Fortunately, there are royal tartans appropriate for use by every subject of the Queen. The monarch’s our clan chief, you understand. (To those of you reading this blog from republics based on reason: I apologise. It’s a bizarre place, when you scratch it about a bit.) I can’t imagine there’d ever be a situation of an English picnicker harassed in a park for sitting on a tartan some Scots considered didn’t belong to her. Actually, I can imagine. It’s just the sort of little detail of social chaos that nibbles at me several times a day.

They posted the rug the length of the United Kingdom, including a transfer through Southampton sorting office, within 48 hours. That’s actually the most impressive thing about it.

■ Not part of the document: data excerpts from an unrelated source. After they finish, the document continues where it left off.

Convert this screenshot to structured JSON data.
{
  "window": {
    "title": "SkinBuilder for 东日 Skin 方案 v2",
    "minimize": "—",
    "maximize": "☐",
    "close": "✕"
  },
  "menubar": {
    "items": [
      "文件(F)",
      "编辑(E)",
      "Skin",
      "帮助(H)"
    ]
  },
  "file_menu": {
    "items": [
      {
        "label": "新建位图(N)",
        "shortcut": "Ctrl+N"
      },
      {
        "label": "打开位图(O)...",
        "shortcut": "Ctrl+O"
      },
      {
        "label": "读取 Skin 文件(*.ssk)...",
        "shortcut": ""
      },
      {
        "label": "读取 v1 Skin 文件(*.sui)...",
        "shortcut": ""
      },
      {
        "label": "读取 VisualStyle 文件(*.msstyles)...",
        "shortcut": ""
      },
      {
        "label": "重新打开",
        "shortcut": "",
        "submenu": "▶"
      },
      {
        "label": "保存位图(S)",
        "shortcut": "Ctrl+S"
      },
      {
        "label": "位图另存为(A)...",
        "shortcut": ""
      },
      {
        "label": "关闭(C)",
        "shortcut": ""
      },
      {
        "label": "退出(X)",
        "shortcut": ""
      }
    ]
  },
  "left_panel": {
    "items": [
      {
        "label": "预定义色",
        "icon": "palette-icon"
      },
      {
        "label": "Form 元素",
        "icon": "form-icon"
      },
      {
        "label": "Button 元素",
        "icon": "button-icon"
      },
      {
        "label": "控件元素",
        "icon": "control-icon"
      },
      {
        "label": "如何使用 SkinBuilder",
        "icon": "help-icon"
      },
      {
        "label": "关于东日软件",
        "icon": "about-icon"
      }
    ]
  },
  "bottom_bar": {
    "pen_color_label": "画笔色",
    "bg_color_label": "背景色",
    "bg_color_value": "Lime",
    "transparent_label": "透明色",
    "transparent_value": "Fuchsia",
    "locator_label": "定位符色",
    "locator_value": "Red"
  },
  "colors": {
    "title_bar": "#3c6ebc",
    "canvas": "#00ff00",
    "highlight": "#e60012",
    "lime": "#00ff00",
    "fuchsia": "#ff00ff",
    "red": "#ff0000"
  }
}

Even so, with summertimes like these, I only get to use it as a blanket.

Wet

20 May 2010

It’s that soul-sapping energy-eating spirit-quenching windcheater-cheating sort of rain. The kind that when you go inside, through the first open door where they serve coffee, which naturally is at least fifteen minutes away from your location when the rain first came down, makes you discover all the inlets in your wet-weather clothing you never knew were there.

‘Would you like to borrow an umbrella?’, says the kind man in the coffee shop. I try to make him understand that, actually, I wouldn’t, because while it’ll get me home in a slightly drier state, I’ll then need another trip out into the rain just so that I can take him his umbrella back. Not to mention that I’m bound to break umbrellas. Even if I do venture out to bring it back, the frame will be twisted or the spokes hanging off. Those umbrellas you see jammed into litter bins every time a storm comes off the Channel? Yes, those are the micro-light umbrella I bought from Boots and the tiny one that even fits the handbag the size of a hard drive I take on evenings out and the tall one the size of a walking stick I once took from a relative’s umbrella stand. Except they’re not, because I got tired of buying what were essentially disposable umbrellas, and I invested in a ski-slope-worthy winter coat, where even the Velcro fasteners have Velcro fasteners.

The ski-slope coat is currently a couple of hundred miles away from me, because, of course, it never rains there like that this time of year.